Rand Paul’s correct: Sending Americans back to Iraq is illegal

Sen. Rand Paul (R-Ky.) is correct in claiming that President Obama’s decision to send 1,500 more soldiers back to Iraq is illegal. We now have over 3,000 American soldiers back in a country we left in 2011, when the president fulfilled a promise of ending the Iraq War. The illegality of the Obama’s decision lies in the fact that Congress has not been consulted on matters that could easily lead to another war. Sending military advisers to train Iraqis seems to be a last ditch effort at succumbing to media and political pressure on the part of our president. Nobody wants to be in the White House if Bagdad falls to ISIL, but Saigon fell in 1975 and Gerald Ford didn’t send Americans back to Vietnam. ISIL indeed poses a threat, but not enough of threat to jettison Constitutional principles in the name of national security. 
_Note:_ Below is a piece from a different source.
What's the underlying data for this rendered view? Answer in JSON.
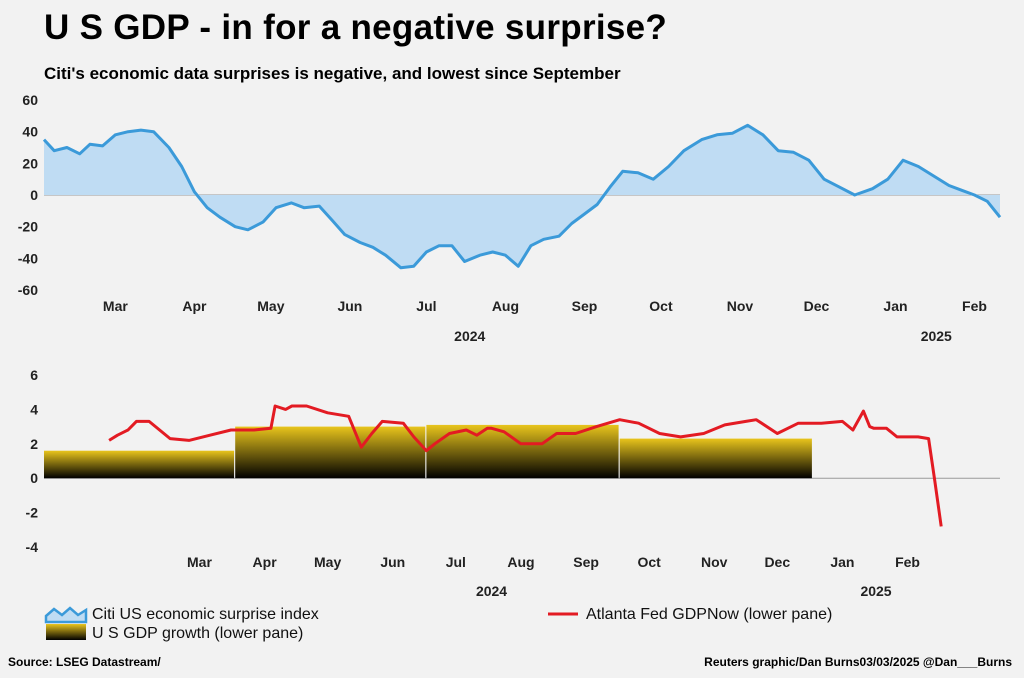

Paul, in a recent Daily Beast op-ed, explains exactly why Obama is breaching certain laws by increasing troop levels without consulting the American people. The Kentucky senator cites both the Constitution and the War Powers Act to highlight Obama’s overreach in doubling the size of our military presence in Iraq: 

“If the Constitution were not enough, the War Powers Act reiterates the legislature’s prerogative. The War Powers Act does not allow for any military action to take place that is not authorized by Congress or to repel imminent attack. Period. The only exception is military action to repel an imminent attack. In that case, the president has 60 days to report to Congress. Obviously, it’s an exception that doesn’t apply to any of our current wars.”

The president’s authority to send Americans back to war is limited, yet he’s acted unilaterally on an issue that could easily spiral beyond his control. Therefore, if Congress is not consulted about a potentially renewed conflict involving Americans in Iraq, the legality of Obama’s recent decision to send troops back “into harm’s way” is questionable. Also, ISIL is evil and genocidal, but it does not represent an “imminent attack” on America, even if their beheading videos have influenced much of the president’s decision making process. 

We’ve already learned from JFK and LBJ that hundreds of military advisers can lead to tens of thousands of soldiers in the blink of an eye. In Vietnam, we went from just over 700 advisors in 1962 to over 11,000 in late 1963, so the precedent has been set, as has the precedent regarding our involvement in counterinsurgency conflicts. In Vietnam, Iraq, and today in Afghanistan, we faced an unseen enemy that blended back into the local population after ambushing our soldiers and planting IED’s. For this reason, USA Today states “between more than half to two-thirds of Americans killed or wounded in combat in the Iraq and Afghanistan wars have been victims of IEDs.” Of the 4,488 Americans who’ve died in Iraq and the 2,350 Americans who’ve died in Afghanistan, over 3,100 deaths have been the result of IED’s. IED’s have also resulted in 31,000 wounded American soldiers as well. Any renewed military endeavors in Iraq will involve IED’s, ambushes, suicide bombers, Sunni vs. Shia clashes, and everything else our soldiers had left in 2011. The least President Obama owes America is a debate within Congress, especially since we could be heading towards another Iraq War. 

To send Americans back into a country in the midst of war, with vast areas controlled by an offshoot of al-Qaeda (a group we had destroyed in Iraq, but then like a hydra simply grew another appendage) makes little military sense, and according to Paul, makes absolutely no sense from a legal standpoint. Furthermore, Paul is also right to call out the hypocrisy of liberals pertaining to Obama’s latest military decisions: 

“For a generation, Democrats stood up against Republican presidents who they deemed to be too eager to go to war—or too ready to put troops in harm’s way without the full consent of the American people through their elected representatives in Congress. Where have those Democratic protectors of the constitutional authority of Congress gone? Was it always just a partisan attack on Republican presidents?”

I’m a liberal, a Democrat, and I’m waiting for fellow liberals to be as outraged as I am about the president’s decision to send soldiers back into a quagmire. Is Paul right about the hypocrisy of Democrats? I hate to say it, but he’s absolutely correct in this respect, and in regards to this issue. 

It’s an interesting time in American politics when Rand Paul is protecting liberal values and Democrats haven’t uttered a word of indignation over Obama’s decision to send troops back into war. Congress and the American people should be debating the troop level decisions, and until then, the legality of sending more American soldiers back into a war that already ended is highly questionable. Paul is correct, Obama has exceeded his authority on this matter, succumbed to media and political pressures, and has ignored the lessons of the Iraq War. Most importantly, he’s ignored the laws already in place limiting his authority to send Americans into battle and everyone should be outraged. 

Goodman is an author, columnist, and contributor to the Times of Israel and other publications.